Khaberni - Oil prices are set to continue rising at the start of trading on Monday with the entry into the third week of the US-Israeli war on Iran, and with the oil infrastructure exposed to danger and the Strait of Hormuz remaining closed in the largest disruption ever to oil supplies.
The International Energy Agency said on Sunday that more than 400 million barrels of oil reserves will begin to flow into the market soon, in a historic withdrawal process aimed at countering the price rise resulting from the Middle East war.
The agency explained that stocks from Asia and Oceania will be immediately available, while stocks from Europe and the Americas will be available by the end of March.
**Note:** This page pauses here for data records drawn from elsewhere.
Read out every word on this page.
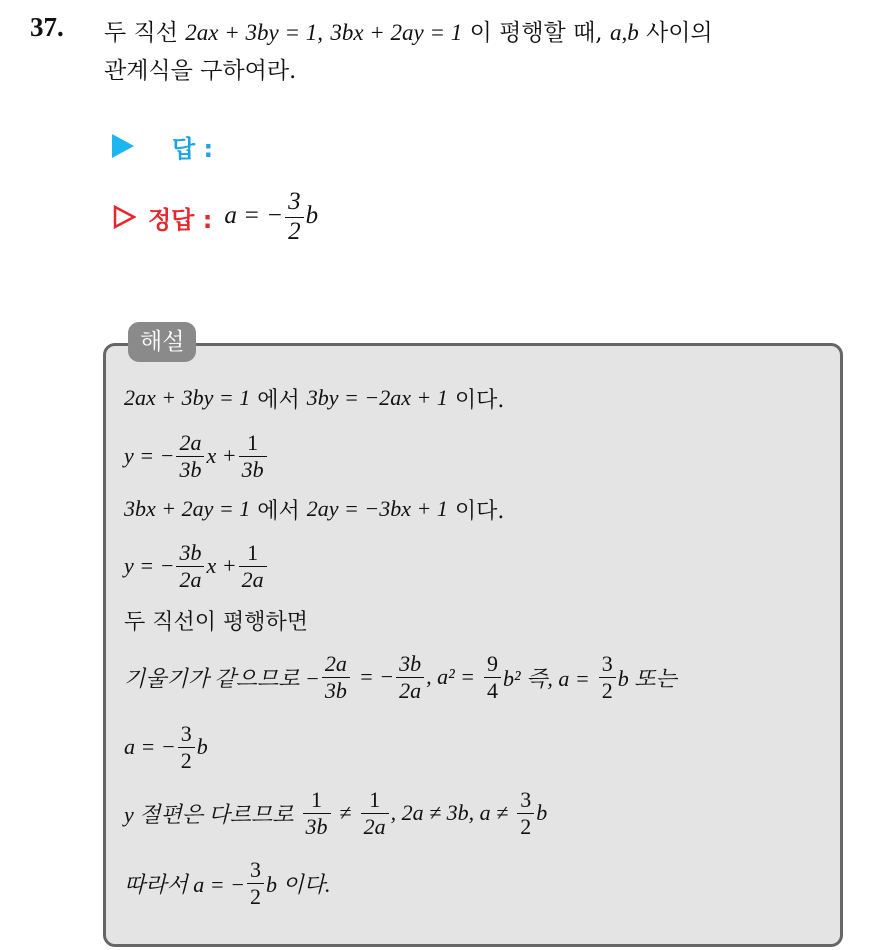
37. 두 직선 2ax + 3by = 1, 3bx + 2ay = 1 이 평행할 때, a,b 사이의
관계식을 구하여라.
답 :
정답 : a = − $\frac{3}{2}$ b
해설
2ax + 3by = 1
에서
3by = −2ax + 1
이다.
y = − $\frac{2a}{3b}$ $x + \frac{1}{3b}$
3bx + 2ay = 1
에서
2ay = −3bx + 1
이다.
y = − $\frac{3b}{2a}$ $x + \frac{1}{2a}$
두 직선이 평행하면
기울기가 같으므로 − $\frac{2a}{3b}$
= − $\frac{3b}{2a}$ , a² =
$\frac{9}{4} b^2$ 즉, a =
$\frac{3}{2}$ b 또는
a = − $\frac{3}{2}$ b
y 절편은 다르므로
$\frac{1}{3b}$
≠
$\frac{1}{2a}$ , 2a ≠ 3b, a ≠
$\frac{3}{2}$ b
따라서 a = − $\frac{3}{2}$ b 이다.
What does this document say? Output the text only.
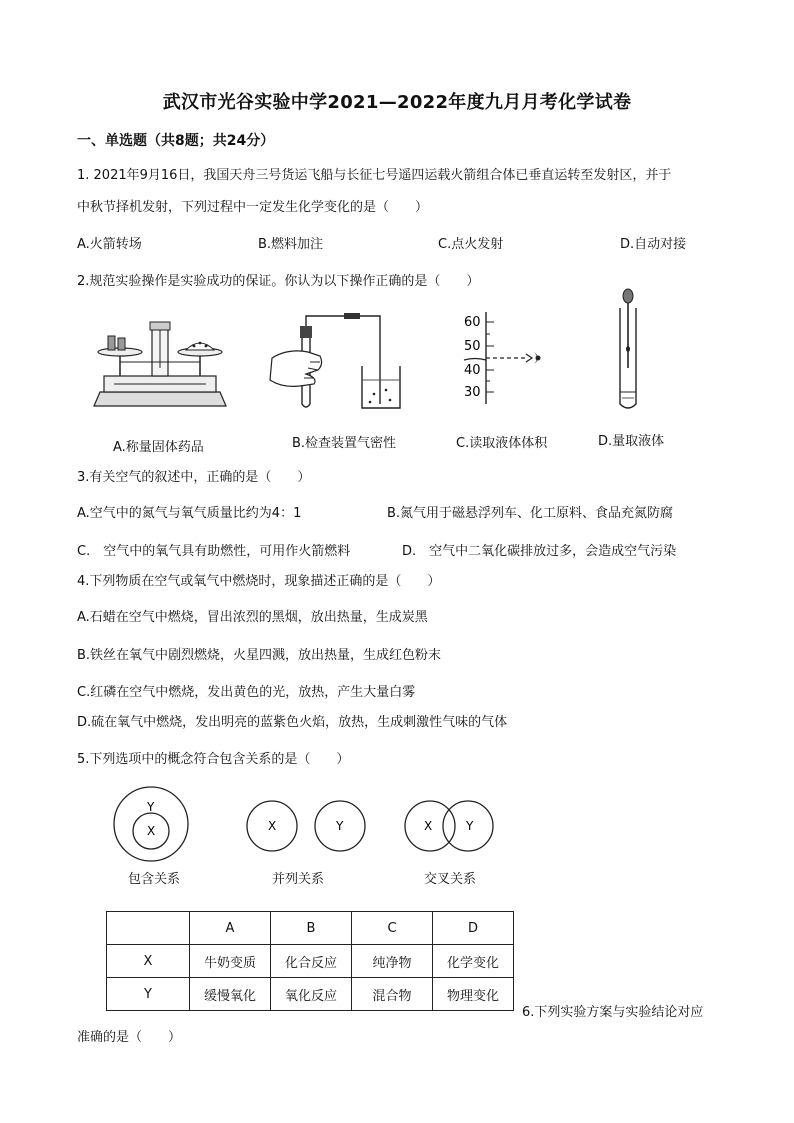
武汉市光谷实验中学2021—2022年度九月月考化学试卷
一、单选题（共8题；共24分）
1. 2021年9月16日，我国天舟三号货运飞船与长征七号遥四运载火箭组合体已垂直运转至发射区，并于
中秋节择机发射，下列过程中一定发生化学变化的是（　　）
A.火箭转场	B.燃料加注	C.点火发射	D.自动对接
2.规范实验操作是实验成功的保证。你认为以下操作正确的是（　　）
A.称量固体药品	B.检查装置气密性
60
50
40
30
C.读取液体体积	D.量取液体
3.有关空气的叙述中，正确的是（　　）
A.空气中的氮气与氧气质量比约为4：1	B.氮气用于磁悬浮列车、化工原料、食品充氮防腐
C.　空气中的氧气具有助燃性，可用作火箭燃料	D.　空气中二氧化碳排放过多，会造成空气污染
4.下列物质在空气或氧气中燃烧时，现象描述正确的是（　　）
A.石蜡在空气中燃烧，冒出浓烈的黑烟，放出热量，生成炭黑
B.铁丝在氧气中剧烈燃烧，火星四溅，放出热量，生成红色粉末
C.红磷在空气中燃烧，发出黄色的光，放热，产生大量白雾
D.硫在氧气中燃烧，发出明亮的蓝紫色火焰，放热，生成刺激性气味的气体
5.下列选项中的概念符合包含关系的是（　　）
Y
X
包含关系
X	Y
并列关系
X	Y
交叉关系
	A	B	C	D
X	牛奶变质	化合反应	纯净物	化学变化
Y	缓慢氧化	氧化反应	混合物	物理变化
6.下列实验方案与实验结论对应
准确的是（　　）
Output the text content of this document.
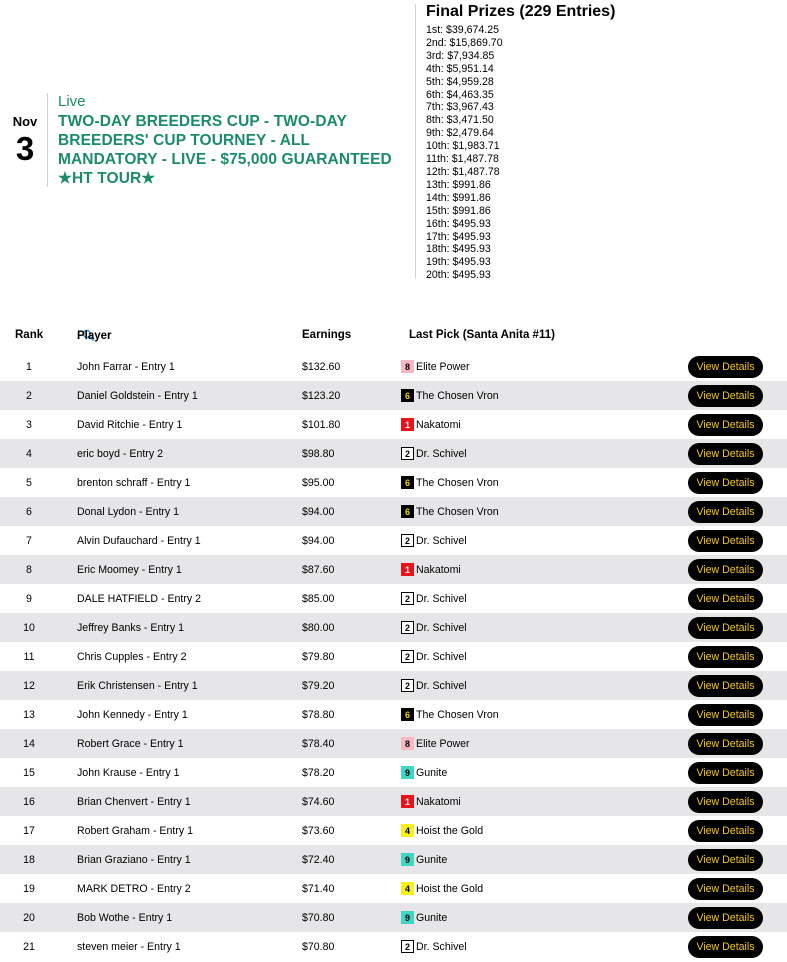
Nov
3
Live
TWO-DAY BREEDERS CUP - TWO-DAY BREEDERS' CUP TOURNEY - ALL MANDATORY - LIVE - $75,000 GUARANTEED ★HT TOUR★
Final Prizes (229 Entries)
1st: $39,674.25
2nd: $15,869.70
3rd: $7,934.85
4th: $5,951.14
5th: $4,959.28
6th: $4,463.35
7th: $3,967.43
8th: $3,471.50
9th: $2,479.64
10th: $1,983.71
11th: $1,487.78
12th: $1,487.78
13th: $991.86
14th: $991.86
15th: $991.86
16th: $495.93
17th: $495.93
18th: $495.93
19th: $495.93
20th: $495.93
Rank	Player	Earnings	Last Pick (Santa Anita #11)
1	John Farrar - Entry 1	$132.60	8 Elite Power	View Details
2	Daniel Goldstein - Entry 1	$123.20	6 The Chosen Vron	View Details
3	David Ritchie - Entry 1	$101.80	1 Nakatomi	View Details
4	eric boyd - Entry 2	$98.80	2 Dr. Schivel	View Details
5	brenton schraff - Entry 1	$95.00	6 The Chosen Vron	View Details
6	Donal Lydon - Entry 1	$94.00	6 The Chosen Vron	View Details
7	Alvin Dufauchard - Entry 1	$94.00	2 Dr. Schivel	View Details
8	Eric Moomey - Entry 1	$87.60	1 Nakatomi	View Details
9	DALE HATFIELD - Entry 2	$85.00	2 Dr. Schivel	View Details
10	Jeffrey Banks - Entry 1	$80.00	2 Dr. Schivel	View Details
11	Chris Cupples - Entry 2	$79.80	2 Dr. Schivel	View Details
12	Erik Christensen - Entry 1	$79.20	2 Dr. Schivel	View Details
13	John Kennedy - Entry 1	$78.80	6 The Chosen Vron	View Details
14	Robert Grace - Entry 1	$78.40	8 Elite Power	View Details
15	John Krause - Entry 1	$78.20	9 Gunite	View Details
16	Brian Chenvert - Entry 1	$74.60	1 Nakatomi	View Details
17	Robert Graham - Entry 1	$73.60	4 Hoist the Gold	View Details
18	Brian Graziano - Entry 1	$72.40	9 Gunite	View Details
19	MARK DETRO - Entry 2	$71.40	4 Hoist the Gold	View Details
20	Bob Wothe - Entry 1	$70.80	9 Gunite	View Details
21	steven meier - Entry 1	$70.80	2 Dr. Schivel	View Details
Brent and West Texas Intermediate American crude have risen more than 40% since the beginning of March, recording the highest levels since 2022, after American-Israeli attacks on Iran led to the halting of maritime shipping through the Strait of Hormuz, which carries about 20% of the world's oil supplies.
Trump urged allies to deploy warships to secure this strategic passage.
President Donald Trump threatened more strikes on Khark Island, a central hub for oil exports, prompting Tehran to show defiance by vowing to intensify its response.
The United States bombed military targets on Khark Island on Saturday.
Natasha Kaneva, an analyst at J.P. Morgan said, "This represents an escalation in the conflict."
The International Energy Agency stated that global oil supplies are expected to decrease by 8 million barrels per day in March due to the disruption of maritime shipping.
US Energy Secretary Chris Wright said on Sunday that he expects the war with Iran to end within "the next few weeks." He added that oil supplies would recover and energy prices would subsequently decrease.